Sai, Madre mia, ho sempre desiderato essere santa, ma ahimè! Ho sempre notato, quando mi sono paragonata ai santi, che tra loro e me c'è la stessa differenza che esiste tra una montagna la cui cima si perde nel cielo e il granello di sabbia scura calpestato dai piedi dei passanti; invece di scoraggiarmi, mi sono detta: il Buon Dio non poteva ispirarmi desideri irrealizzabili, posso quindi aspirare alla santità nonostante la mia piccolezza; magnificarmi è impossibile, devo sopportarmi così come sono con tutte le mie imperfezioni; ma voglio cercare il mezzo per andare in Paradiso per una via piccola, dritta, breve, una via piccola, completamente nuova.
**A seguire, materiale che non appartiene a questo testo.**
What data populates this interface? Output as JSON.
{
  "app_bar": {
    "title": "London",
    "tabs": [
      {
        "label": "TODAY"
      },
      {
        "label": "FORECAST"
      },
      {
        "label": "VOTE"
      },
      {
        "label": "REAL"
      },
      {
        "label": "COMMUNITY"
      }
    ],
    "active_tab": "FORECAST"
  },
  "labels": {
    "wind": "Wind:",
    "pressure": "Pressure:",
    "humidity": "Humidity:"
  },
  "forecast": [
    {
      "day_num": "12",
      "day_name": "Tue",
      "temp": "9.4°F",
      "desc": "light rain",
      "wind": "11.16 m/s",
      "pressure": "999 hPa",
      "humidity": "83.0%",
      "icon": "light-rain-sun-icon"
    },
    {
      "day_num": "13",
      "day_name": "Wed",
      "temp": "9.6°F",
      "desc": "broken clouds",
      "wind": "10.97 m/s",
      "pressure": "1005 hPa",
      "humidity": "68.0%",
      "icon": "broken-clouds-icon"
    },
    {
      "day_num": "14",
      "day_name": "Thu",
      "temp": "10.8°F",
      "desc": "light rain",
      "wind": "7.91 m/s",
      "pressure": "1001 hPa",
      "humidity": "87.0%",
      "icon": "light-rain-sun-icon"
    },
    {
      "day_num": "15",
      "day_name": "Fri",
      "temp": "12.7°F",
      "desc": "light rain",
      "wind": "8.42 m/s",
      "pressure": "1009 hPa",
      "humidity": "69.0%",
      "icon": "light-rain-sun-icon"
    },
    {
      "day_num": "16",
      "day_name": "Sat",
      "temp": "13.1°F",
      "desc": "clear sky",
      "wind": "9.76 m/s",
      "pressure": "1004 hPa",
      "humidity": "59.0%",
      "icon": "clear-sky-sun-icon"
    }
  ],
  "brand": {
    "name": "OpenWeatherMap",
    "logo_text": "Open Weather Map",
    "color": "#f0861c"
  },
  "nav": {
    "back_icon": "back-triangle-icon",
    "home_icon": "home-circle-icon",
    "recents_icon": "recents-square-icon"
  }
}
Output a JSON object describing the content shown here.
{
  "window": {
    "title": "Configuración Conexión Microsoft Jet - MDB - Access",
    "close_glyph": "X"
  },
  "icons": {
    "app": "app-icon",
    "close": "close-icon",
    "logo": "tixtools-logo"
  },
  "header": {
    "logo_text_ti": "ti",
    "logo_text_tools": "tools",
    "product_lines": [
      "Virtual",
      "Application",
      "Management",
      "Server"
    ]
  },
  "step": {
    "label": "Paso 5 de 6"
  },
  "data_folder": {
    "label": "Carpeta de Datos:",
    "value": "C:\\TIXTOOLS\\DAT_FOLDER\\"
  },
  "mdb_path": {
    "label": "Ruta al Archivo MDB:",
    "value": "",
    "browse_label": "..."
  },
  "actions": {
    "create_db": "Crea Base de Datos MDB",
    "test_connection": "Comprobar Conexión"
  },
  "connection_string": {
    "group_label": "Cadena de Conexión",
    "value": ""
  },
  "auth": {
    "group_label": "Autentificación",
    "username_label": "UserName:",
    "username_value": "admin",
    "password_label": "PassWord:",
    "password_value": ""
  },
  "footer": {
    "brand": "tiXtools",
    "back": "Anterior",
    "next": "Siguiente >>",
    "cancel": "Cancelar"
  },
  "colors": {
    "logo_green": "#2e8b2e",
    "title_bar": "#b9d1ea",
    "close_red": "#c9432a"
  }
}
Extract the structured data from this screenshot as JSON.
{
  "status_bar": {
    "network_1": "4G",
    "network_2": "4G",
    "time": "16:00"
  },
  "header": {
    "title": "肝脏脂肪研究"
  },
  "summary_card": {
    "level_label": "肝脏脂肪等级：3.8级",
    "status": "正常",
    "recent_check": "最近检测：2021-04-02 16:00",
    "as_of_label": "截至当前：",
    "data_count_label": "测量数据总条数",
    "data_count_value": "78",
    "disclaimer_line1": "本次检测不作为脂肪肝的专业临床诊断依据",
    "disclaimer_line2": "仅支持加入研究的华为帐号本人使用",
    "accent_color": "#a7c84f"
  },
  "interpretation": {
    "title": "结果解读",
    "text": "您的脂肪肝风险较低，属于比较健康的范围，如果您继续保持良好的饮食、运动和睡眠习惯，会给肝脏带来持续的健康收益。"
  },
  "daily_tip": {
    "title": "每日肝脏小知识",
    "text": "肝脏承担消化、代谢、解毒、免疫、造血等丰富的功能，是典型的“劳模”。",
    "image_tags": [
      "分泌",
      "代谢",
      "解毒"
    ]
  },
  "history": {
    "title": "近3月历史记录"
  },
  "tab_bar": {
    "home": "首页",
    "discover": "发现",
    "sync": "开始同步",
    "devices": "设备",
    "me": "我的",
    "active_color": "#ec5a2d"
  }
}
Siamo in un secolo di invenzioni ormai non vale più la pena salire i gradini di una scala, tra i ricchi un ascensore la sostituisce vantaggiosamente. Anch'io vorrei trovare un ascensore per elevarmi fino a Gesù, perché sono troppo piccola per salire la ripida scala della perfezione. Così ho cercato nei libri sacri l'indicazione dell'ascensore, l'oggetto del mio desiderio e ho letto queste parole dalla bocca dell'Eterna Sapienza: "Se qualcuno è MOLTO PICCOLO, venga a me" (Prov 9,4:66,12). Così sono venuto, intuendo di aver trovato ciò che cercavo e volendo sapere, o mio Dio! cosa avresti fatto al piccolo che rispondeva alla tua chiamata, ho continuato la mia ricerca ed ecco cosa ho trovato: "Come una madre accarezza il suo bambino, così io ti consolerò; ti porterò sul mio seno e ti cullerò sulle mie ginocchia!" (Is 13:89,2-XNUMX) Ah! Mai parole più tenere e più melodiose sono venute a rallegrare la mia anima, l'ascensore che deve sollevarmi al Cielo sono le tue braccia, o Gesù! Per questo non ho bisogno di crescere, al contrario devo rimanere piccolo, devo diventarlo sempre di più. O mio Dio, hai superato le mie aspettative e voglio "cantare le tue misericordie". (Sal XNUMX:XNUMX).
Estratto dal manoscritto C – 3 r°, di Santa Teresa di Gesù Bambino.